Of all the dance sins, few are more harshly judged than an over-styling follow. Too much styling is considered selfish, vain, and a sign of a bad dancer.
Granted, this might depend on what and where you’re dancing. But it’s definitely true for certain parts of the British salsa scene, where excuses will happily be made for poor musicality, rough leads, and even creepy male behaviour—but few people stands up for the over-stylers.
This attitude doesn’t just lack empathy. It denies follows the right to creative expression unless they can already do it perfectly.
Follows’ Styling Makes a Dance Better
It’s a cliché, but like all the best clichés, it’s true: in every partner dance, there are not two parties but three. You have the lead, the follow, and the music (unless you’re dancing role-free, of course).
We dance to express what we feel in the music. When leads do this, it’s expressed mostly through their choice of led moves and only partly through their styling—if they choose to do any. For follows, their creative expression comes nearly entirely through styling.
In other words, styling isn’t only about looking good. It’s about interpreting and representing the music, the follow’s relationship with the lead and their own body, how they feel at that moment in time, and what they think of the moves that are led.
Not all follows want to style, nor is styling in every dance obligatory. But saying that a follow shouldn’t style is akin to saying they shouldn’t think, create, or have an opinion on the song. And if that’s what you’re looking for, you would be better off dancing with a mannequin.
As The Perfect Follow says on her blog, “Some leads give moves and expect you to follow them and that is that… Other leads, however, think about ways to draw their followers into the creativity of the dance… Both methods are great but only the second one feels empowering.”
But styling isn’t just about empowering follows. It’s also about making the dance better through co-creation. A dance where one partner does nothing but follow the moves would be far more boring. It would lack balance and the uniqueness that comes from fusing two people’s creativity and styles. Meanwhile, the lead would miss out on that exciting moment when your partner’s interpretation of the music or the movement both surprises and delights you.
Credit: Lena Nester / Shutterstock.com
Styling Mistakes Are Part of the Follow’s Dance Journey
You can’t learn a new skill without making a lot of mistakes—and just like when you’re learning to find the one, hit breaks, and lead smoothly, most of those mistakes will happen on the social floor. Good teaching may speed the process up, but it can’t replace the trials and errors that we need to work out how to accentuate musical beats, express melodies, or simply decorate led movements without interrupting the lead.

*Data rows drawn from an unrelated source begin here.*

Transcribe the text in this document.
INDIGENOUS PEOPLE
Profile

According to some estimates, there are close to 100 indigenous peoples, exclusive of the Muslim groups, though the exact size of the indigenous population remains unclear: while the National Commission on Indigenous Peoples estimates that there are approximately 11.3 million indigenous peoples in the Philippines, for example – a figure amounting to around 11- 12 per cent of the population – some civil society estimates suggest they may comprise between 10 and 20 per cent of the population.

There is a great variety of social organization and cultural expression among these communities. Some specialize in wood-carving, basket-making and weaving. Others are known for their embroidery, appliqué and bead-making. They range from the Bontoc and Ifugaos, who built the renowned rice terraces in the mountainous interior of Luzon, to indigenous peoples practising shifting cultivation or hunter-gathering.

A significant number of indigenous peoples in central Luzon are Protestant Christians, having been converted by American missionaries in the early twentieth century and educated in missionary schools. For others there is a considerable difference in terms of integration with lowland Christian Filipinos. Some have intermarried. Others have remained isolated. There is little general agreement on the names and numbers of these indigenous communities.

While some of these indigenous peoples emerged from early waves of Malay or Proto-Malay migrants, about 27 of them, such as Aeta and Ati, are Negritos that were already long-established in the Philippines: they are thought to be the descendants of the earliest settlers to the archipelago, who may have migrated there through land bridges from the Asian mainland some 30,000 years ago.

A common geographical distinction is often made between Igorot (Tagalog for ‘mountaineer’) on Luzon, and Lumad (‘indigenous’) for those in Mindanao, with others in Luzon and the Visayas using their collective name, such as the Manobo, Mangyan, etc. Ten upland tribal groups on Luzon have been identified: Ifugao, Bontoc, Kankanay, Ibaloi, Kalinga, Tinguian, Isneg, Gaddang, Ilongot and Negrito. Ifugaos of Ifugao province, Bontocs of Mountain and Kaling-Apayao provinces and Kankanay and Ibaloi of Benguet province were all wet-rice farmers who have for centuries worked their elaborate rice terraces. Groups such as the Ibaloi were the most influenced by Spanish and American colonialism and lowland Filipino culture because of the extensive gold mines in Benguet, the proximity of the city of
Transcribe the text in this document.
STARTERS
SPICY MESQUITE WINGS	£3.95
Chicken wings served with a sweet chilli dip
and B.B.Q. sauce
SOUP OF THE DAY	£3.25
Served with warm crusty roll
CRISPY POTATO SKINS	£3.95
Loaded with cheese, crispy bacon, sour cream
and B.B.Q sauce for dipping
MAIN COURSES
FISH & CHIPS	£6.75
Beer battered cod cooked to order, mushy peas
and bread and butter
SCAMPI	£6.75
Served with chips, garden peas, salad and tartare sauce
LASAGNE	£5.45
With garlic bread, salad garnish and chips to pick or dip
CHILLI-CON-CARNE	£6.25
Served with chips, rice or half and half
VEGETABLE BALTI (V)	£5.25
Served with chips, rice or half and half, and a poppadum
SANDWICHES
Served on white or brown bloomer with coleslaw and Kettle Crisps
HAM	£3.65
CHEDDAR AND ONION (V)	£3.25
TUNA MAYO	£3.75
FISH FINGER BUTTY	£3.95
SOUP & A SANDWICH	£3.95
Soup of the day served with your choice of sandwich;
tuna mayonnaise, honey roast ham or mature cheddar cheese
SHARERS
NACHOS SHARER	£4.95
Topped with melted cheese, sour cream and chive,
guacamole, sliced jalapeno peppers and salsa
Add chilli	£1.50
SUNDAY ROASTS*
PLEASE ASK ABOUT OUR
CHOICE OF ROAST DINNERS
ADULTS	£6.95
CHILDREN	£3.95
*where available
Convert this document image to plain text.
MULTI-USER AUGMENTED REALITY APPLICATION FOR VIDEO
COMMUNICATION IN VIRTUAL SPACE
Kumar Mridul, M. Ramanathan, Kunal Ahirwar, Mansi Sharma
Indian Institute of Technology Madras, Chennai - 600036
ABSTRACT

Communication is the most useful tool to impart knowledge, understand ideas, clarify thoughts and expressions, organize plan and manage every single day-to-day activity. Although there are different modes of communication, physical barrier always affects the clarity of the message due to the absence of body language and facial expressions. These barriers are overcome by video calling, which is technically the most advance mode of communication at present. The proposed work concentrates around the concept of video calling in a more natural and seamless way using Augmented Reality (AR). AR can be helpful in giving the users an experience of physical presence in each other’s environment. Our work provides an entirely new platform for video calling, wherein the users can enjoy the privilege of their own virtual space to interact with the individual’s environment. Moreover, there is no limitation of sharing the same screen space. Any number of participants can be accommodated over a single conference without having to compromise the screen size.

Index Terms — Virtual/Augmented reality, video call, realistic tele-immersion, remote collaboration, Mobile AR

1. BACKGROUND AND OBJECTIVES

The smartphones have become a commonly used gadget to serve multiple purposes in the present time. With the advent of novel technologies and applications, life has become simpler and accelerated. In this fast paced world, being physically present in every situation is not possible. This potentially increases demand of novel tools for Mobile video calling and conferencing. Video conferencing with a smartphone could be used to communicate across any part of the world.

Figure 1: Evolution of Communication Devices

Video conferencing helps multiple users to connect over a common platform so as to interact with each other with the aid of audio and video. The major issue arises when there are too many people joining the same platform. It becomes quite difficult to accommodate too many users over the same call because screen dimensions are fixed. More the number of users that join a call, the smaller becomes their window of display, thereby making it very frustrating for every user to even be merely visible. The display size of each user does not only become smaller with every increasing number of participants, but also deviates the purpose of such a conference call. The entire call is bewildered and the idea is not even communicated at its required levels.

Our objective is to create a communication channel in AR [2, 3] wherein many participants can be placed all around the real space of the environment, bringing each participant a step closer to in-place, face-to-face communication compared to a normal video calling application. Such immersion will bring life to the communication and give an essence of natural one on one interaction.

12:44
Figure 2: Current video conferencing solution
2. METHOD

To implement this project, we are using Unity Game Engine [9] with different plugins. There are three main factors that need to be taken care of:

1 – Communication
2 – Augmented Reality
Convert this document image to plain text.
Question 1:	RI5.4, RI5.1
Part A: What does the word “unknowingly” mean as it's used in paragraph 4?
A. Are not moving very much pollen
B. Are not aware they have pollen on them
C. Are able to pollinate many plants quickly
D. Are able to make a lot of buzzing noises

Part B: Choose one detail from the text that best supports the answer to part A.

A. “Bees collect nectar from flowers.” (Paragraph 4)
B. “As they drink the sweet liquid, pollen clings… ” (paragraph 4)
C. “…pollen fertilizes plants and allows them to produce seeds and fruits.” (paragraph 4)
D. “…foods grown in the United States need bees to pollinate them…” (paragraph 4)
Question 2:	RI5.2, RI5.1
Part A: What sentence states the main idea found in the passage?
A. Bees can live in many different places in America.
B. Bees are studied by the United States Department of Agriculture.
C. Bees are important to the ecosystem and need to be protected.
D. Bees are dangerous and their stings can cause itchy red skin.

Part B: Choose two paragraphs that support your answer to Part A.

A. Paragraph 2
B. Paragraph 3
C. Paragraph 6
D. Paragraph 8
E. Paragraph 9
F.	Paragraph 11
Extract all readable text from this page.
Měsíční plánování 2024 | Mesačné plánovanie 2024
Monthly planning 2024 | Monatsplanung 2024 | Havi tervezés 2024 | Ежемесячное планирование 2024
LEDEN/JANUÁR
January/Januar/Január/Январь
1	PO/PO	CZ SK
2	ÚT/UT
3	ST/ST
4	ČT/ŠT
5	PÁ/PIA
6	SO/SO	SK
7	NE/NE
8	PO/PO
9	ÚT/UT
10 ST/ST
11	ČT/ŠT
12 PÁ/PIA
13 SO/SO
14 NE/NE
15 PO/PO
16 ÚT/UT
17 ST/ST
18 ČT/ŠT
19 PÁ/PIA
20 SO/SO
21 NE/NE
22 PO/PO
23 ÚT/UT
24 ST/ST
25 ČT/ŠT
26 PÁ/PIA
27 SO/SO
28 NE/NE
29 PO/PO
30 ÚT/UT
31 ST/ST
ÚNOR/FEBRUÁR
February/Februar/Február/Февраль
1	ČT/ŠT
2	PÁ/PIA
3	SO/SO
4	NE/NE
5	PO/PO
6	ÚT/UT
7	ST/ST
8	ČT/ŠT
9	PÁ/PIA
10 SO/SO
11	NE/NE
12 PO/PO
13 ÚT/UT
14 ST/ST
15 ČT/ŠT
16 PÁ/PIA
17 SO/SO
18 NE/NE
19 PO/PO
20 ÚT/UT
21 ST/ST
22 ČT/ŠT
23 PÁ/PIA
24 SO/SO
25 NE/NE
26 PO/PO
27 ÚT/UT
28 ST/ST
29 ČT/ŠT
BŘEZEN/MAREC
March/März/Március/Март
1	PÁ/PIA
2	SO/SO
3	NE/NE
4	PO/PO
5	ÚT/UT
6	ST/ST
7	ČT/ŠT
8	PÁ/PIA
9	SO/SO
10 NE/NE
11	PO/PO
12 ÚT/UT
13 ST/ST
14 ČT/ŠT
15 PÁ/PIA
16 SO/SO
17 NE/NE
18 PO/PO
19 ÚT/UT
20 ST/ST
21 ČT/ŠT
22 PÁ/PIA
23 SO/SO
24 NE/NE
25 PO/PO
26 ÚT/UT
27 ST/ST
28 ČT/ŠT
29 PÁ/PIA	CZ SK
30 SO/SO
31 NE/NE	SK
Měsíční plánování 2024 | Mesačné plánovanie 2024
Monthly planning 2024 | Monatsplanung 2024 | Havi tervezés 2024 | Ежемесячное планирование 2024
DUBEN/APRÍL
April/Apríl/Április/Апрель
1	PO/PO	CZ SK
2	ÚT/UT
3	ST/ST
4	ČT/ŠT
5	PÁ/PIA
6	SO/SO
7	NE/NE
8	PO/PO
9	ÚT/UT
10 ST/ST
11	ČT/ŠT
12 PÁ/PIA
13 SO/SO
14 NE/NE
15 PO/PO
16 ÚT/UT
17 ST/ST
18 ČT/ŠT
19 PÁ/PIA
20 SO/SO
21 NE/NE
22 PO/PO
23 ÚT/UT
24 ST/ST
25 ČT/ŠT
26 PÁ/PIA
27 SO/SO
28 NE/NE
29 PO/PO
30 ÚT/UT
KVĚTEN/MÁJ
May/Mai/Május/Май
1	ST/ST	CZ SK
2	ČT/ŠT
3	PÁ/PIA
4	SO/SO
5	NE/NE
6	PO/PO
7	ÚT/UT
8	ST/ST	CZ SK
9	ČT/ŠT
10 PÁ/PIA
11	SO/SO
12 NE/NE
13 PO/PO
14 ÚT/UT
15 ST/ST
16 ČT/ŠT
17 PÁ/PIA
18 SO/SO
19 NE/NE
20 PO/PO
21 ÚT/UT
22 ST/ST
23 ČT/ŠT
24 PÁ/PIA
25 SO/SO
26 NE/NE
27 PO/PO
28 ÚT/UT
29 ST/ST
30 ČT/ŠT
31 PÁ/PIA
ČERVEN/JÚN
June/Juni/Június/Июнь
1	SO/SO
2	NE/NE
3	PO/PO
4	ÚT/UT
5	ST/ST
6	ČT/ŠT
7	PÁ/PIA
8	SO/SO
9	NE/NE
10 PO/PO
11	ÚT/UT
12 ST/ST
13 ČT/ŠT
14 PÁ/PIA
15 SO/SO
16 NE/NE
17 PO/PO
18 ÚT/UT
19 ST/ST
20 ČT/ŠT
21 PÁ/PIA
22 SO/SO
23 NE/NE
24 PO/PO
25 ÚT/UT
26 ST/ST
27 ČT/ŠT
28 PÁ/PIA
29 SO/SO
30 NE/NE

To paraphrase Chloe Loh of Carlos & Chloe Bachata Fusion, as follows start working on their styling, their following ability often momentarily dips. The next step for follows is to work out how to continue expressing themselves during the dance but without disconnecting from their partner.
However, that cannot happen instantaneously, nor without hard work on the follow’s part. There will be many weeks and even months in which the follow will accidentally disconnect from their partner, miss or disrupt a lead, or simply over-style.
Is this a bad thing? Only if you consider dancing with students and people actively looking for new ways to be creative and musical a bad thing.
“Ladies’ Styling” Receives a Lot of Sexist Hatred
If you’re a male lead who dislikes female styling mistakes, that doesn’t mean you’re sexist. It means you’re human. Styling mistakes make your role harder.
It is, however, unempathetic.
And the dance-wide attitude that a lead’s experience is more important than a follow’s experience, when leads are typically male and follows are typically female, is sexist. Women have just as much right to create, experiment, and make mistakes as men—and it’s time we stopped thinking of female expression as frivolous, unnecessary, or selfish.